Ray Chaplin from equineexcellence.biz in Australia has looked at the same issue for Somebeachsomewhere and his super son Captaintreacherous (by an Artsplace mare) and has a warning for breeders who are latching on to copying that as the next generation cross. Copying successful matches may not be the oracle it appears. You can get a copy of his very interesting article by contacting him at equineexcellence.biz – the link is on my home page.

An interesting note is Cam Fella appearing in both Sir Lincoln’s pedigree and Somebeachsomewhere’s pedigree in a similar role.  (Mach Alert, Mysta Magical Mach and others also has Cam Fella but in a different position so in my humble view maybe not contributing in the same way. )

Auckland Reactor’s family has a stronger look to it in terms of producing qualifiers and winners.
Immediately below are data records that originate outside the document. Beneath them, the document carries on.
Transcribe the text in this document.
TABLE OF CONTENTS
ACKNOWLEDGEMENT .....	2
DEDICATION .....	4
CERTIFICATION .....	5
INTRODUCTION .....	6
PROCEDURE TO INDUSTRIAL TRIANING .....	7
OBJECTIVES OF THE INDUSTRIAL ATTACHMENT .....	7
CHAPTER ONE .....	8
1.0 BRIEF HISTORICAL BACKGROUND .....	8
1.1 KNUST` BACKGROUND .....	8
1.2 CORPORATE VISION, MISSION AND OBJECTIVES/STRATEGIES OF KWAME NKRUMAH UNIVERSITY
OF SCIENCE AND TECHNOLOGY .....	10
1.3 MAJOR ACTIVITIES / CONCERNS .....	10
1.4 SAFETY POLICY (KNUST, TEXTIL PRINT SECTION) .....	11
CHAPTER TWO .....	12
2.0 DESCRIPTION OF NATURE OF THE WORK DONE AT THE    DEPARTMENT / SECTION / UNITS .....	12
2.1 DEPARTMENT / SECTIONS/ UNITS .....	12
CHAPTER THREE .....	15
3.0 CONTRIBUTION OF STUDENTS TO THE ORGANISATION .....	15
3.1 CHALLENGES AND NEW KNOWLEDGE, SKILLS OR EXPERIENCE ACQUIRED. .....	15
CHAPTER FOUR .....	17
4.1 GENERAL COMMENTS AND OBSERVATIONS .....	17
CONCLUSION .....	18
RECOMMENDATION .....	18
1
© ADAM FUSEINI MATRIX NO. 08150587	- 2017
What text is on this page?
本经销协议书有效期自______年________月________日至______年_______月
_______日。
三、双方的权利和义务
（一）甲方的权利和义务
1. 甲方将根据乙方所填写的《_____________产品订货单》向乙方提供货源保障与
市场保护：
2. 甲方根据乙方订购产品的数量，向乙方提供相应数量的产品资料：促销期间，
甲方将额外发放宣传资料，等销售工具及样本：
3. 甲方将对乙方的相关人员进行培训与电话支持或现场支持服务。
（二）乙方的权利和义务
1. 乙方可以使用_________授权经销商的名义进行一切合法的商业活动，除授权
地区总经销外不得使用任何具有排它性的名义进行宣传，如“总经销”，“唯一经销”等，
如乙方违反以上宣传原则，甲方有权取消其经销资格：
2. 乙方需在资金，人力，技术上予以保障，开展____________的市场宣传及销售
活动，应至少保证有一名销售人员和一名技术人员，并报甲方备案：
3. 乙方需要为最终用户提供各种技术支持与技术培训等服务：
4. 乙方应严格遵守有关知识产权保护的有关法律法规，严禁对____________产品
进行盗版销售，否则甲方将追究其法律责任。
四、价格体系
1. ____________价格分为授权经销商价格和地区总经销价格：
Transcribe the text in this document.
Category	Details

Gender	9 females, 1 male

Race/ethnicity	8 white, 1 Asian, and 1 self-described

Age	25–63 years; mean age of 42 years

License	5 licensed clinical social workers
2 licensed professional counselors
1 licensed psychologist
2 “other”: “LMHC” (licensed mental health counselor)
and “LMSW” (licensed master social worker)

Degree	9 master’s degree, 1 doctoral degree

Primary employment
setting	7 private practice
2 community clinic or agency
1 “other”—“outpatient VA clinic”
Atomic Lass had wide ranging matches for progeny and overall deserved her prize as Broodmare of the Year. That is exactly the “double copy” type indicators I was referring to above.  There are a couple of active branches of Atomic Lass’s family now from her fillies, and Tony Parker is doing a great job in managing this family’s fortunes – although I wonder if the success of Auckland Reactor and the subsequent matching of several different mares from the wider family to Mach Three is more for commercial reasons or pedigree matching reasons or a combination of both. Personally, I believe each branch starts to add complexities to the equation and it is not as obvious as going to the same sire. Having said that, the October Brown filly by Mach Three from the Badlands Hanover sister to Auckland Reactor (Twilight Beauty) looks a promising type. Devil Dodger, May Fly and Silence Is Golden (a beautiful Grinfromeartoear mare who will be the best producer from this family I predict) are others recently or currently making their name. And Mr Parker is an extremely astute breeder!

Where would I go – Sir Lincoln or Mach Three? I imagine the price difference will not be great. Sir Lincoln will be marketed on his “Somebeachsomewhere” cross and his handsome conformation. Auckland Reactor on his brilliance and fantastic public aura.  It’s a choice I delight in seeing, two classy customers with something to offer, both of which individual breeders need to assess carefully in regards to their own mares – rather than their own preferences for the horse they saw racing.